Fatuma et les siens font partie des milliers de sans-abri après les récentes pluies torrentielles qui se sont abattues sur le pays d’Afrique de l’Est et ont fait plus de 70 morts. La Corne de l’Afrique ne s’était pas encore relevée d’une sécheresse dévastatrice lorsqu’elle a été balayée par des pluies diluviennes liées au phénomène météorologique El Niño, qui ont provoqué d’importantes inondations, au Kenya, en Somalie et en Éthiopie notamment.
Quand manger devient un luxe
Dans un camp de déplacés installé en urgence dans le centre de Garissa, Mwana Juma Hassan se tient à côté de sa tente blanche, découragée. «Manger ici est devenu un luxe. Nous ne savons pas quand nous aurons notre prochain repas», se lamente-t-elle. Pour la quatrième fois en moins de 10 ans, les inondations ont forcé cette veuve de 37 ans à quitter sa maison. Et les dernières précipitations ont ravagé son champ de pastèques, sa seule source de revenus.
Sur place, quelque 500 sinistrés ont passé quatre nuits à tenter de dormir sous une pluie incessante et dans des vêtements détrempés, avant que la Croix-Rouge kényane ne fournisse des tentes, explique Amina Duke Gabuku, tisserande de 60 ans. «Comment un kilo de riz peut nourrir sept enfants?» lance-t-elle à propos des distributions de nourriture.
Les inondations ont frappé le comté de Garissa alors que ses quelque 800’000 habitants dépendaient déjà beaucoup de l’aide humanitaire pour se nourrir. Quatorze camps y ont été mis sur pied en deux semaines, qui abritent plus de 7000 personnes. Selon Mohamed Dubow, directeur des réponses d’urgence pour le comté, la situation pourrait devenir «hors de contrôle» si les pluies continuent dans les deux ou trois prochains jours.
Une crise de la faim
Dans le camp, Abubakar Maliyu Jillo, un fermier de 49 ans, dit redouter une crise de longue haleine qui l’empêcherait de subvenir aux besoins de ses quatre femmes et douze enfants. «C’est une crise de la faim», résume-t-il, expliquant avoir perdu dans les dernières intempéries un investissement de 300’000 shillings (env. 1720 francs) dans son exploitation.
Agences humanitaires et défenseurs de l’environnement appellent depuis des années à donner plus pour aider les pays en voie de développement à faire face aux conséquences dramatiques du changement climatique, auquel ils contribuent pourtant le moins à l’échelle de la planète.

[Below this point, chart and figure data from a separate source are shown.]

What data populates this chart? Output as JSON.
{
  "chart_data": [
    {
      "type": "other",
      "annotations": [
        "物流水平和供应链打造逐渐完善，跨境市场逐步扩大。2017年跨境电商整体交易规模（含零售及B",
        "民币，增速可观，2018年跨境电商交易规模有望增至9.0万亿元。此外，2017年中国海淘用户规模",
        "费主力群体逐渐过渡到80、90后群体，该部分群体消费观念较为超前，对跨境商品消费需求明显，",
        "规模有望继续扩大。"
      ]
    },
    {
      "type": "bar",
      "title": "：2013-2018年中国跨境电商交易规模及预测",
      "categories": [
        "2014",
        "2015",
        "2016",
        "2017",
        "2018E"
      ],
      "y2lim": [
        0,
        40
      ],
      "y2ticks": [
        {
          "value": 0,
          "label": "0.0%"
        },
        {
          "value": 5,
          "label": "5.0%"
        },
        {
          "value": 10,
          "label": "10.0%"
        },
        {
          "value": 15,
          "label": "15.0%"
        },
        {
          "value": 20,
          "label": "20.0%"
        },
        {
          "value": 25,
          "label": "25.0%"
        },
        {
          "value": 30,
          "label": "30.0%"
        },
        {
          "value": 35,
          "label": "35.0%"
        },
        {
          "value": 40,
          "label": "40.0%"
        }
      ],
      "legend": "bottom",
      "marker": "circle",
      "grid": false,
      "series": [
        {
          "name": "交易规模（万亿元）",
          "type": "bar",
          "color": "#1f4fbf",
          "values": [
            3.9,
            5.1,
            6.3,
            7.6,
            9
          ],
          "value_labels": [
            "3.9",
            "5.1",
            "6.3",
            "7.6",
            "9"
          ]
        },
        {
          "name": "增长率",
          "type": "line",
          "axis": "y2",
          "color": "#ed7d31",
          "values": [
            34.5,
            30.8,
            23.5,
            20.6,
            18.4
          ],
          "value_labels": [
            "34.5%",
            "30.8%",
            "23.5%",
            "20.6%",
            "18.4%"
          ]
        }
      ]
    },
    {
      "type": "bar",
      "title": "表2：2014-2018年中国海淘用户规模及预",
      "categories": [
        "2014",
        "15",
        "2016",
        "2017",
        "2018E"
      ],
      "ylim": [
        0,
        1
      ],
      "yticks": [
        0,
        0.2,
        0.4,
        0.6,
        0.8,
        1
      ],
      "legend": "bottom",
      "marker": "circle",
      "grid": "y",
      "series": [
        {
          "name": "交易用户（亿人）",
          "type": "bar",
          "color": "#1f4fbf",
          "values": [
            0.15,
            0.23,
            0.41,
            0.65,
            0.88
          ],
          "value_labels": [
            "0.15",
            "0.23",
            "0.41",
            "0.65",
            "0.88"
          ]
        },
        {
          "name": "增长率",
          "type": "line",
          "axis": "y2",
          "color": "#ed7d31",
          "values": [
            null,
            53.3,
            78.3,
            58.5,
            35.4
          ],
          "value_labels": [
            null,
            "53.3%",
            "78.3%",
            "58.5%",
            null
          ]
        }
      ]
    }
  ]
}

«Ce cercle vicieux rend quasiment impossible pour ces communautés de maintenir les progrès économiques qu’ils ont pu enregistrer», assure Kunow Sheikh Abdi, directeur pour le Kenya de l’ONG américaine Mercy Corps. Le responsable du comté de Garissa, Mohammed Dubow, renchérit: «Nous sommes confrontés à deux périls, jour et nuit. Soit c’est la sécheresse, soit ce sont les inondations.»